Sauber verarbeitet und hübsch anzusehen: Im Innenraum des BYD Seal lebt es sich angenehm.
Sprachsteuerung, Infotainment und Assistenten
Wo der BYD Seal ganz vorne dabei ist, ist bei der Sprachsteuerung. Der Assistent „hi BYD“ kann nicht nur das bis heute noch übliche Sitz und Platz (also beispielsweise ein Navigationsziel eingeben), sondern schafft auch Kunststücke wie „Lass alle Fenster herunter“. Völlig ohne Aufpreis, versteht sich. Doch so gut das Infotainmentsystem auch funktioniert: Für das Eindeutschen der Funktionen sollten die Chinesen eine andere Agentur engagieren. Zum Beispiel wird „Fahrer“ mit „Treiber“ übersetzt, oder die Stärke der Rekuperation mit „Intensität der Energierückmeldung“. Wer sich hier auf Anhieb zurechtfinden möchte, muss Kreativität mitbringen.

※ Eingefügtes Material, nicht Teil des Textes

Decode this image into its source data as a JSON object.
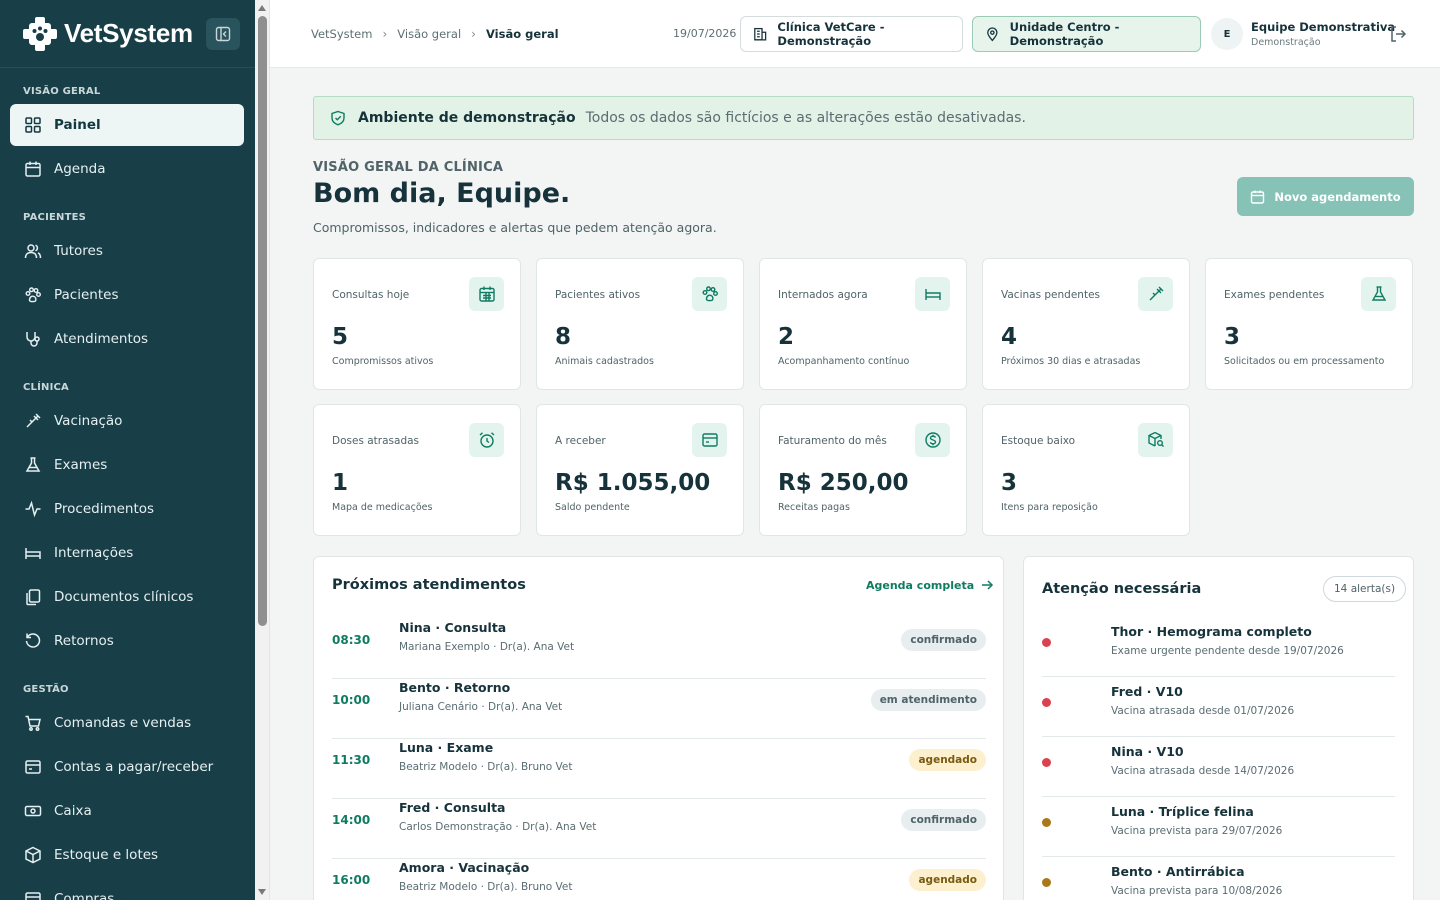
{
  "app": {
    "name": "VetSystem"
  },
  "sidebar": {
    "sections": [
      {
        "title": "VISÃO GERAL",
        "items": [
          {
            "label": "Painel",
            "icon": "dashboard-icon",
            "active": true
          },
          {
            "label": "Agenda",
            "icon": "calendar-icon"
          }
        ]
      },
      {
        "title": "PACIENTES",
        "items": [
          {
            "label": "Tutores",
            "icon": "users-icon"
          },
          {
            "label": "Pacientes",
            "icon": "paw-icon"
          },
          {
            "label": "Atendimentos",
            "icon": "stethoscope-icon"
          }
        ]
      },
      {
        "title": "CLÍNICA",
        "items": [
          {
            "label": "Vacinação",
            "icon": "syringe-icon"
          },
          {
            "label": "Exames",
            "icon": "flask-icon"
          },
          {
            "label": "Procedimentos",
            "icon": "activity-icon"
          },
          {
            "label": "Internações",
            "icon": "bed-icon"
          },
          {
            "label": "Documentos clínicos",
            "icon": "documents-icon"
          },
          {
            "label": "Retornos",
            "icon": "return-icon"
          }
        ]
      },
      {
        "title": "GESTÃO",
        "items": [
          {
            "label": "Comandas e vendas",
            "icon": "cart-icon"
          },
          {
            "label": "Contas a pagar/receber",
            "icon": "wallet-icon"
          },
          {
            "label": "Caixa",
            "icon": "cash-icon"
          },
          {
            "label": "Estoque e lotes",
            "icon": "package-icon"
          },
          {
            "label": "Compras",
            "icon": "purchase-icon"
          }
        ]
      }
    ]
  },
  "topbar": {
    "breadcrumbs": [
      "VetSystem",
      "Visão geral",
      "Visão geral"
    ],
    "date": "19/07/2026",
    "clinic": "Clínica VetCare - Demonstração",
    "unit": "Unidade Centro - Demonstração",
    "user": {
      "initial": "E",
      "name": "Equipe Demonstrativa",
      "role": "Demonstração"
    }
  },
  "banner": {
    "title": "Ambiente de demonstração",
    "text": "Todos os dados são fictícios e as alterações estão desativadas."
  },
  "header": {
    "eyebrow": "VISÃO GERAL DA CLÍNICA",
    "greeting": "Bom dia, Equipe.",
    "subtitle": "Compromissos, indicadores e alertas que pedem atenção agora.",
    "new_button": "Novo agendamento"
  },
  "stats": [
    {
      "label": "Consultas hoje",
      "value": "5",
      "sub": "Compromissos ativos",
      "icon": "calendar-icon"
    },
    {
      "label": "Pacientes ativos",
      "value": "8",
      "sub": "Animais cadastrados",
      "icon": "paw-icon"
    },
    {
      "label": "Internados agora",
      "value": "2",
      "sub": "Acompanhamento contínuo",
      "icon": "bed-icon"
    },
    {
      "label": "Vacinas pendentes",
      "value": "4",
      "sub": "Próximos 30 dias e atrasadas",
      "icon": "syringe-icon"
    },
    {
      "label": "Exames pendentes",
      "value": "3",
      "sub": "Solicitados ou em processamento",
      "icon": "flask-icon"
    },
    {
      "label": "Doses atrasadas",
      "value": "1",
      "sub": "Mapa de medicações",
      "icon": "alarm-icon"
    },
    {
      "label": "A receber",
      "value": "R$ 1.055,00",
      "sub": "Saldo pendente",
      "icon": "wallet-icon"
    },
    {
      "label": "Faturamento do mês",
      "value": "R$ 250,00",
      "sub": "Receitas pagas",
      "icon": "dollar-icon"
    },
    {
      "label": "Estoque baixo",
      "value": "3",
      "sub": "Itens para reposição",
      "icon": "package-search-icon"
    }
  ],
  "appointments": {
    "title": "Próximos atendimentos",
    "link": "Agenda completa",
    "items": [
      {
        "time": "08:30",
        "title": "Nina · Consulta",
        "sub": "Mariana Exemplo · Dr(a). Ana Vet",
        "status": "confirmado",
        "kind": "conf"
      },
      {
        "time": "10:00",
        "title": "Bento · Retorno",
        "sub": "Juliana Cenário · Dr(a). Ana Vet",
        "status": "em atendimento",
        "kind": "atend"
      },
      {
        "time": "11:30",
        "title": "Luna · Exame",
        "sub": "Beatriz Modelo · Dr(a). Bruno Vet",
        "status": "agendado",
        "kind": "agen"
      },
      {
        "time": "14:00",
        "title": "Fred · Consulta",
        "sub": "Carlos Demonstração · Dr(a). Ana Vet",
        "status": "confirmado",
        "kind": "conf"
      },
      {
        "time": "16:00",
        "title": "Amora · Vacinação",
        "sub": "Beatriz Modelo · Dr(a). Bruno Vet",
        "status": "agendado",
        "kind": "agen"
      }
    ]
  },
  "alerts": {
    "title": "Atenção necessária",
    "count": "14 alerta(s)",
    "items": [
      {
        "title": "Thor · Hemograma completo",
        "sub": "Exame urgente pendente desde 19/07/2026",
        "color": "#d9434f"
      },
      {
        "title": "Fred · V10",
        "sub": "Vacina atrasada desde 01/07/2026",
        "color": "#d9434f"
      },
      {
        "title": "Nina · V10",
        "sub": "Vacina atrasada desde 14/07/2026",
        "color": "#d9434f"
      },
      {
        "title": "Luna · Tríplice felina",
        "sub": "Vacina prevista para 29/07/2026",
        "color": "#a8781a"
      },
      {
        "title": "Bento · Antirrábica",
        "sub": "Vacina prevista para 10/08/2026",
        "color": "#a8781a"
      }
    ]
  },
  "colors": {
    "sidebar": "#183f48",
    "accent": "#0f7c62",
    "primary_button": "#86c3b6",
    "banner": "#e2f2e7"
  }
}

Und noch einen Kritikpunkt haben wir gefunden: Die Assistenzsysteme sind nicht in letzter Konsequenz feinjustiert, was etwa zu oft missinterpretierten Geschwindigkeitslimits und in Folge dauerhaftem Alarmschrillen führen kann. Und auch bei der Anzeige der Geschwindigkeitsanzeige hat es BYD eine Spur zu genau genommen: Stellt man den Tempomaten beispielsweise auf 130 km/h ein, dann springen die Zahlen in Tacho und Head-Up Display im Hundertstelstakkato zwischen 128 und 132 km/h herum, was zumindest Fahrer mit leichten ADHS-Anwandlungen nervös werden lässt.

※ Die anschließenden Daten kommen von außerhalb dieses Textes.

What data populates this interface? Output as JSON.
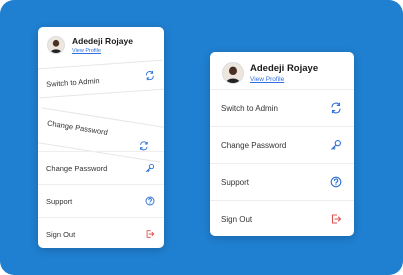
{
  "colors": {
    "background": "#1f7fd0",
    "card": "#ffffff",
    "link": "#2f6fdf",
    "icon_blue": "#2a6fd6",
    "icon_red": "#e2504d"
  },
  "left_card": {
    "user": {
      "name": "Adedeji Rojaye",
      "profile_link": "View Profile"
    },
    "items": [
      {
        "label": "Switch to Admin",
        "icon": "switch-icon"
      },
      {
        "label": "Change Password",
        "icon": "switch-icon"
      },
      {
        "label": "Change Password",
        "icon": "key-icon"
      },
      {
        "label": "Support",
        "icon": "help-icon"
      },
      {
        "label": "Sign Out",
        "icon": "logout-icon"
      }
    ]
  },
  "right_card": {
    "user": {
      "name": "Adedeji Rojaye",
      "profile_link": "View Profile"
    },
    "items": [
      {
        "label": "Switch to Admin",
        "icon": "switch-icon"
      },
      {
        "label": "Change Password",
        "icon": "key-icon"
      },
      {
        "label": "Support",
        "icon": "help-icon"
      },
      {
        "label": "Sign Out",
        "icon": "logout-icon"
      }
    ]
  }
}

Ist der BYD Seal rundum gelungen?
Fazit zum BYD Seal Excellence AWD
Abgesehen von kleinen Detailschwächen ist der BYD Seal Excellence AWD ein rundum gelungenes Elektroauto, das neben viel Komfort, umfangreicher Ausstattung und abenteuerlichen Fahrleistungen vor allem ein herausragendes Preis-Leistungs-Verhältnis bietet. Der Kofferraum ist ausreichend groß, die Reichweite ebenfalls, nachgeladen wird flott, und für den Winter ist man dank Blade Batterie gut gerüstet. Bleibt eigentlich nur eine Frage: Warum machen das nicht alle so?

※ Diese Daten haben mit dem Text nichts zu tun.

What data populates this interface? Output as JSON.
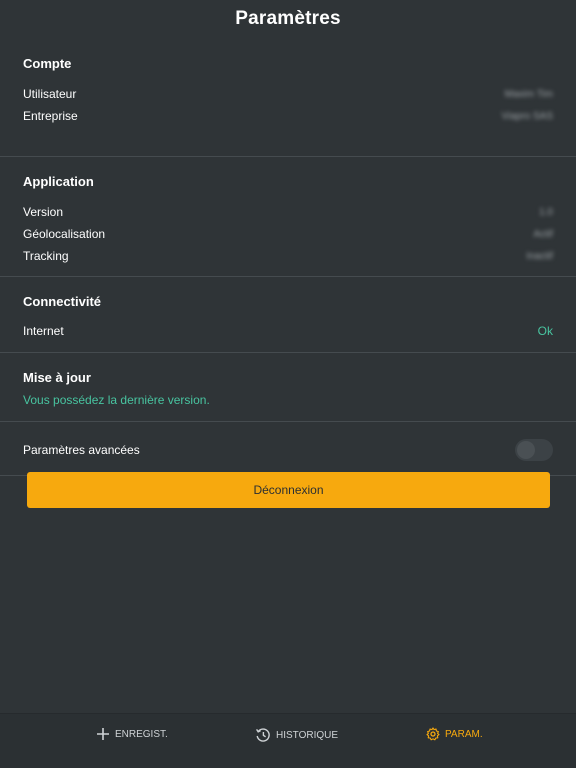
{
  "header": {
    "title": "Paramètres"
  },
  "account": {
    "title": "Compte",
    "rows": [
      {
        "label": "Utilisateur",
        "value": "Maxim Tim"
      },
      {
        "label": "Entreprise",
        "value": "Viapro SAS"
      }
    ]
  },
  "application": {
    "title": "Application",
    "rows": [
      {
        "label": "Version",
        "value": "1.0"
      },
      {
        "label": "Géolocalisation",
        "value": "Actif"
      },
      {
        "label": "Tracking",
        "value": "Inactif"
      }
    ]
  },
  "connectivity": {
    "title": "Connectivité",
    "rows": [
      {
        "label": "Internet",
        "value": "Ok"
      }
    ]
  },
  "update": {
    "title": "Mise à jour",
    "message": "Vous possédez la dernière version."
  },
  "advanced": {
    "label": "Paramètres avancées",
    "enabled": false
  },
  "logout": {
    "label": "Déconnexion"
  },
  "tabbar": {
    "items": [
      {
        "label": "ENREGIST.",
        "icon": "plus-icon",
        "active": false
      },
      {
        "label": "HISTORIQUE",
        "icon": "history-icon",
        "active": false
      },
      {
        "label": "PARAM.",
        "icon": "gear-icon",
        "active": true
      }
    ]
  },
  "colors": {
    "background": "#2f3437",
    "accent": "#f7a90e",
    "success": "#48c4a0"
  }
}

BYD Seal Excellence AWD (2024): Technische Daten, Österreich-Preis, Leistung, Gewicht, Verbrauch, Reichweite
Testwagenpreis: € 51.380 brutto exkl. Förderungen (Basispreis BYD Seal Design RWD: € 48.380)
Bestellbar: Ab sofort (mehr Infos)
Maximale Leistung: 390 kW / 530 PS
Drehmoment: 670 Nm
0-100 km/h: 3,8 sek.
Vmax: 180 km/h
Verbrauch (WLTP): 18,2 kWh/100 km
Batteriekapazität: 82,5 kWh
Reichweite (WLTP): 530 km
Ladezeiten: 11 kW AC (0-100%: ca. 8h00) | 150 kW DC (10-80%: 37 min.)
CO2-Emission: 0 Gramm/km
NoVA: 0 %
Leergewicht: 2.185 kg
Kofferraum: 402 Liter + 53 Liter Frunk
Abmessungen Länge/Breite o.S./Höhe: 4.800/1.875/1.460 mm
Nutzlast: k.A.
Anhängelast gebremst/ungebremst: 1.500 kg/k.A.